Lors de la première course de la saison, en Autriche, elle avait terminé 11e et en Finlande, elle a enregistré une 15e place et une chute en première manche.

En même temps, c’est un peu la routine pour Moltzan. Elle se sait capable d’intégrer le top 5 ou même de monter sur le podium, mais elle est souvent freinée autour de la 10e place.

L’an dernier, elle a terminé au 12e rang du classement général ; 15e en slalom et 8e en slalom géant.

Et ce n’est pas par manque de volonté. Moltzan se croit toujours en pleine progression, à la veille de la trentaine, puis ses résultats le prouvent.

Toutefois, le niveau sur le circuit de la Coupe du monde est extrêmement relevé. D’autant plus que certaines skieuses sont abonnées au podium et que certaines jeunes athlètes prometteuses parviennent sporadiquement à réaliser des percées.

« C’est un sport très difficile dans lequel tout le monde est très talentueux, précise-t-elle. Parfois, quand tu crois avoir ce qu’il faut pour faire un top 5 et tu ne te classes pas dans le top 30, ça peut être très frustrant, parce qu’il n’y a personne à tenir responsable sauf toi. Et après il faut l’assimiler, y réfléchir, l’étudier. Il faut se relever et ce n’est pas facile. »

PHOTO LEONHARD FOEGER, ARCHIVES REUTERS

Paula Moltzan lors du slalom géant de Solden, en Autriche, à la fin d’octobre

Le bout du tunnel

Heureusement pour l’olympienne, elle a obtenu la confirmation, l’an dernier, qu’elle avait les outils nécessaires pour finalement aspirer aux grands honneurs.
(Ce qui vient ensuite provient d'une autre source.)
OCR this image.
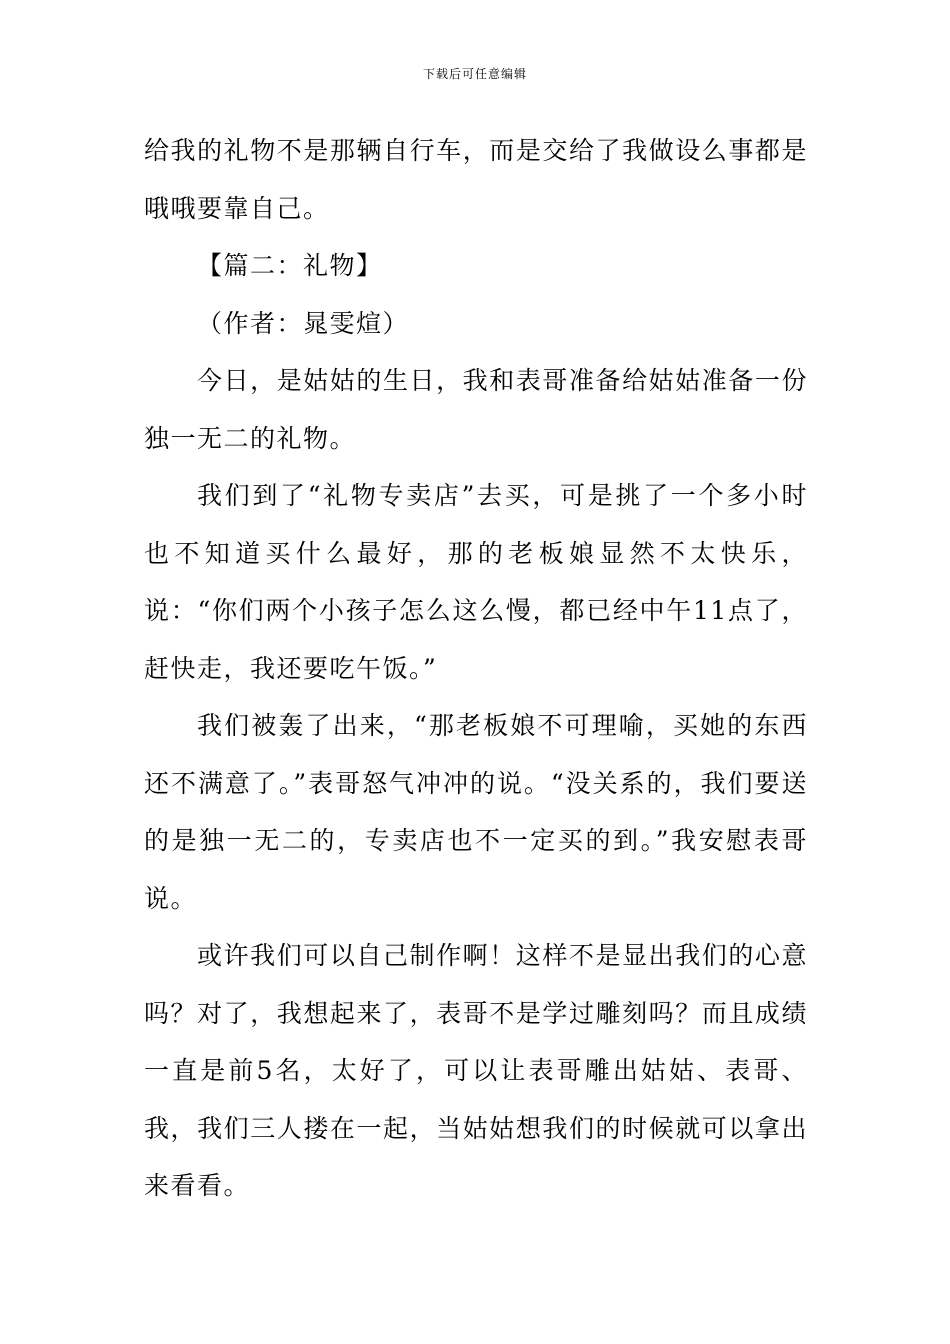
下载后可任意编辑

给我的礼物不是那辆自行车，而是交给了我做设么事都是哦哦要靠自己。

【篇二：礼物】

（作者：晁雯煊）

今日，是姑姑的生日，我和表哥准备给姑姑准备一份独一无二的礼物。

我们到了“礼物专卖店”去买，可是挑了一个多小时也不知道买什么最好，那的老板娘显然不太快乐，说：“你们两个小孩子怎么这么慢，都已经中午11点了，赶快走，我还要吃午饭。”

我们被轰了出来，“那老板娘不可理喻，买她的东西还不满意了。”表哥怒气冲冲的说。“没关系的，我们要送的是独一无二的，专卖店也不一定买的到。”我安慰表哥说。

或许我们可以自己制作啊！这样不是显出我们的心意吗？对了，我想起来了，表哥不是学过雕刻吗？而且成绩一直是前5名，太好了，可以让表哥雕出姑姑、表哥、我，我们三人搂在一起，当姑姑想我们的时候就可以拿出来看看。
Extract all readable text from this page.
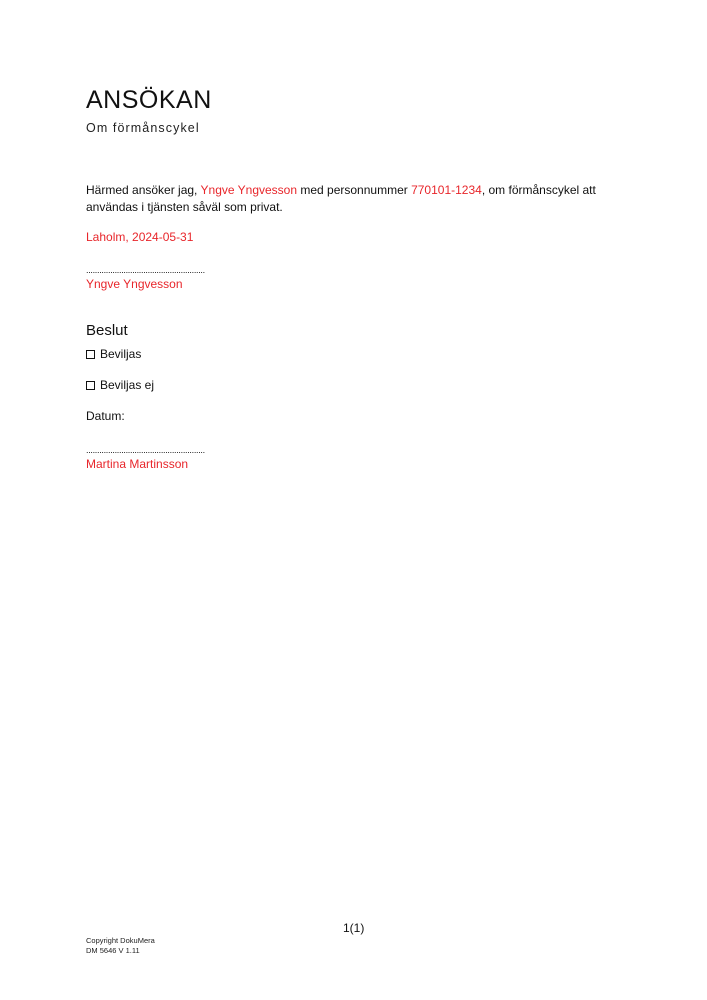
ANSÖKAN

Om förmånscykel

Härmed ansöker jag, Yngve Yngvesson med personnummer 770101-1234, om förmånscykel att användas i tjänsten såväl som privat.

Laholm, 2024-05-31

......................................................

Yngve Yngvesson

Beslut
Beviljas
Beviljas ej

Datum:

......................................................

Martina Martinsson

1(1)
Copyright DokuMera
DM 5646 V 1.11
Au slalom de Semmering, en décembre, Moltzan a grimpé sur la deuxième marche du podium dans le délire le plus complet. Elle était première et attendait de voir la dernière descente de sa coéquipière et amie Mikaela Shiffrin. La skieuse la plus prolifique de l’histoire l’a emporté, mais voyant son amie enfin grimper sur le podium, elle a lancé ses bâtons et sauté en pleurs dans les bras de Moltzan, projetant toute la lumière sur elle.

À ce moment, il s’agissait seulement de son troisième top 5 en carrière. Elle en a réussi trois autres depuis.
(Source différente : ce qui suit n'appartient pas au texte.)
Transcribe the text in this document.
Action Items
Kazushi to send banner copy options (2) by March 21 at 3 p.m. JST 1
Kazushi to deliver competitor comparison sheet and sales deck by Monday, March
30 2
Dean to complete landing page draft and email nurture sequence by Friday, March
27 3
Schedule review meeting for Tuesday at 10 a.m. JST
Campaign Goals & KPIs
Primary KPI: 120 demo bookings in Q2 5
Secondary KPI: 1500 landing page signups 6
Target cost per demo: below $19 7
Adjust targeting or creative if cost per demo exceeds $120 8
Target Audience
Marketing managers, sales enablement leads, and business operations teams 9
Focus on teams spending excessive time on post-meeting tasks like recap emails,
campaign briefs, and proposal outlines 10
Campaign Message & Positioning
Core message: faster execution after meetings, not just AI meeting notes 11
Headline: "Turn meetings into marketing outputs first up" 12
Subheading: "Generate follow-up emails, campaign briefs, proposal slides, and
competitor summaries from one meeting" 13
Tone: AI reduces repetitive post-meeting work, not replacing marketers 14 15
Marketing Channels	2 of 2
Et Moltzan revient sur cette journée du 29 décembre 2022 avec énormément d’humilité. « Je pense que c’est seulement une journée où j’ai pu aligner deux bonnes descentes alors que je savais que j’avais un bon ski. Je pense que c’était une combinaison d’un bon entraînement et d’une bonne approche. »

Au moins, elle a su ceci cette journée-là : « Si je peux faire deux descentes constantes, solides et à mon niveau, je peux sans aucun doute finir sur le podium. »

Toutefois, le ski alpin est un sport d’erreurs. Et surtout un sport de détails. « Il y aura toujours des erreurs et c’est un sport qui se joue sur des centièmes de seconde. Donc lorsqu’il y a des erreurs, mais que tu skies bien, je pense que tu peux quand même être en mesure de montrer de belles choses, même si le résultat n’est pas représentatif. »

Dans ces situations, le meilleur moyen d’évaluer sa progression est de se remettre sans cesse en question. « Rester dans une bonne mentalité est un bon indicateur pour mesurer comment se déroule ma saison. Donc pour retrouver mes repères, je me demande si j’aime encore ce sport et si la réponse est oui, ça signifie que je suis sur la bonne voie. »

Et si jamais elle en doute, sa famille sera là pour le lui rappeler.